Both Drueke, 39, and Huynh, 27, are Alabama natives. During a battle last week, one of their comrades claimed to have lost sight of the two. Drueke served in the US Army in Iraq, but Huynh, a former Marine, has never fought in combat.

‘We were on an operation, and everything went completely insane due to faulty intel.’ When it proved out that the Russians were already invading the town, we were informed it was clear.

‘They came down the road with two T72 tanks, a slew of BMP3s (armored combat vehicles), and around a hundred troops.’ Our ten-man unit was the only thing there,’ one of their comrades stated.

‘We believe they were knocked out by either the anti-tank mine or the tank that fired at them, because following search operations discovered no trace of them.’

‘We sent drones up and had a Ukrainian search team on the ground after that, but we found nothing: if they were killed by the tank shell, there would have been remains of their bodies or equipment at the area,’ he claimed.

The Pentagon and the State Department have yet to respond to the allegations.

The US has declined to send soldiers to the region, as have other Western countries.

Drueke is from Tuscaloosa, Alabama, and is 39 years old.

His mother told the Telegraph that he served in Iraq but failed to find work and reintegrate into society after returning home.

‘The US embassy has promised me that they are doing everything possible to locate him and that they are looking for him alive, rather than dead.’

‘I’m doing my hardest not to break down; I’m going to stay strong.’

‘I’m hoping they’ll keep him in return for Russian POWs,’ she expressed her optimism.

Huynh told a local journalist why he wanted to assist before flying to the area.

‘I knew it wasn’t my problem, but I couldn’t shake the sensation that I ought to act.’ It kept eating me up inside two weeks after the conflict started, and it simply felt wrong.

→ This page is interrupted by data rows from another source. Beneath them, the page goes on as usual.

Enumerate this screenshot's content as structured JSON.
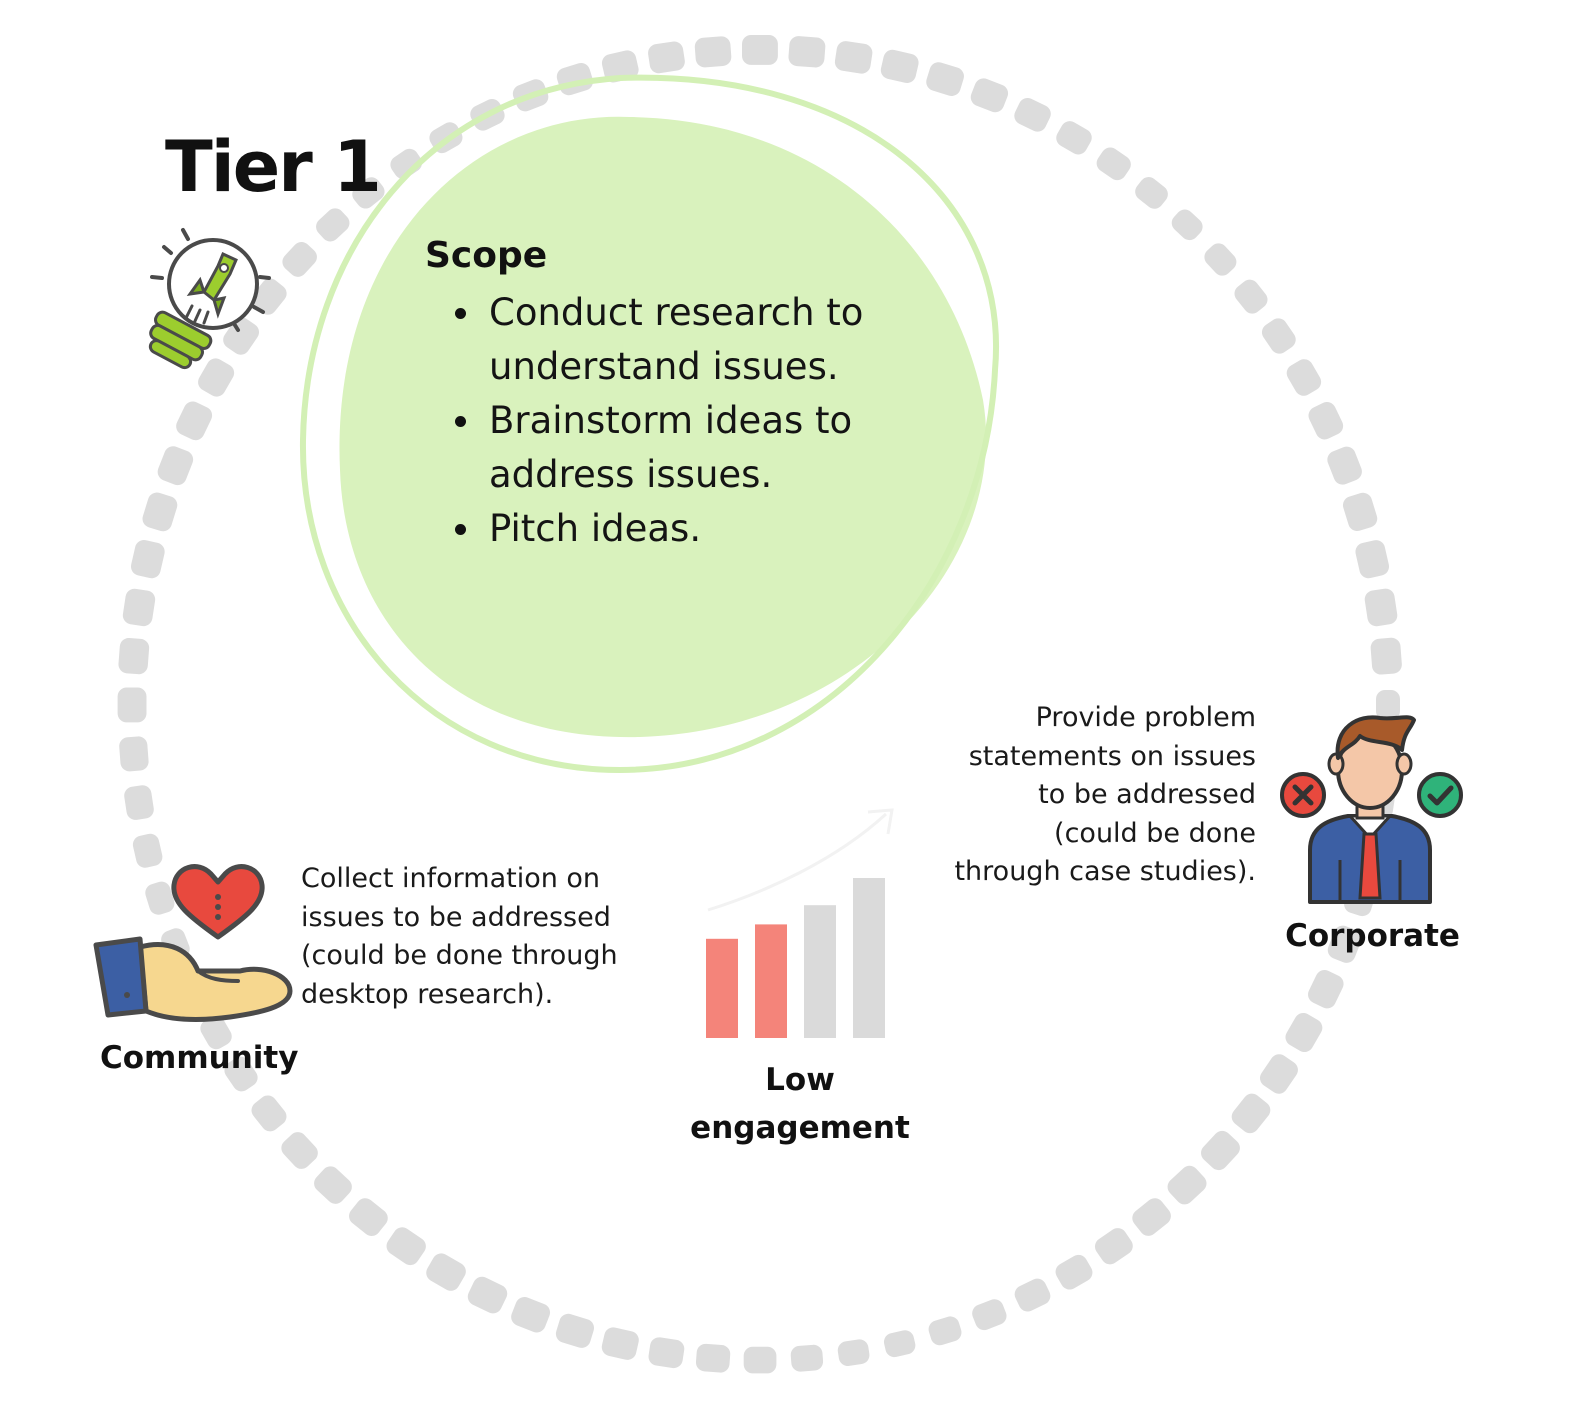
{
  "title": "Tier 1",
  "scope": {
    "heading": "Scope",
    "items": [
      "Conduct research to understand issues.",
      "Brainstorm ideas to address issues.",
      "Pitch ideas."
    ]
  },
  "community": {
    "label": "Community",
    "description": "Collect information on\nissues to be addressed\n(could be done through\ndesktop research)."
  },
  "corporate": {
    "label": "Corporate",
    "description": "Provide problem\nstatements on issues\nto be addressed\n(could be done\nthrough case studies)."
  },
  "engagement": {
    "label": "Low\nengagement",
    "bars": [
      {
        "level": 0.62,
        "color": "#f4847a"
      },
      {
        "level": 0.71,
        "color": "#f4847a"
      },
      {
        "level": 0.83,
        "color": "#dadada"
      },
      {
        "level": 1.0,
        "color": "#dadada"
      }
    ]
  },
  "colors": {
    "blob": "#d9f2bd",
    "blob_outline": "#d3f0b5",
    "ring_dots": "#dcdcdc",
    "bar_highlight": "#f4847a",
    "bar_muted": "#dadada"
  },
  "icons": [
    "lightbulb-rocket-icon",
    "heart-hand-icon",
    "bar-chart-icon",
    "businessman-icon",
    "reject-icon",
    "approve-icon"
  ]
}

I was having trouble sleeping…

He said, “All I could think about was the situation in Ukraine.”

He served in the Marines for four years, two of which were spent on a base in Okinawa, Japan, but he has never seen active combat.

It comes after Putin’s forces kidnapped two British citizens. A proxy court in eastern Ukraine has sentenced Shaun Pinner and Aiden Aslin to death. In April, they were apprehended.

The duo has now been sentenced to die by firing squad.

Officials from the United Kingdom said they’re trying everything they can to get the pair out of Russian custody before they’re killed.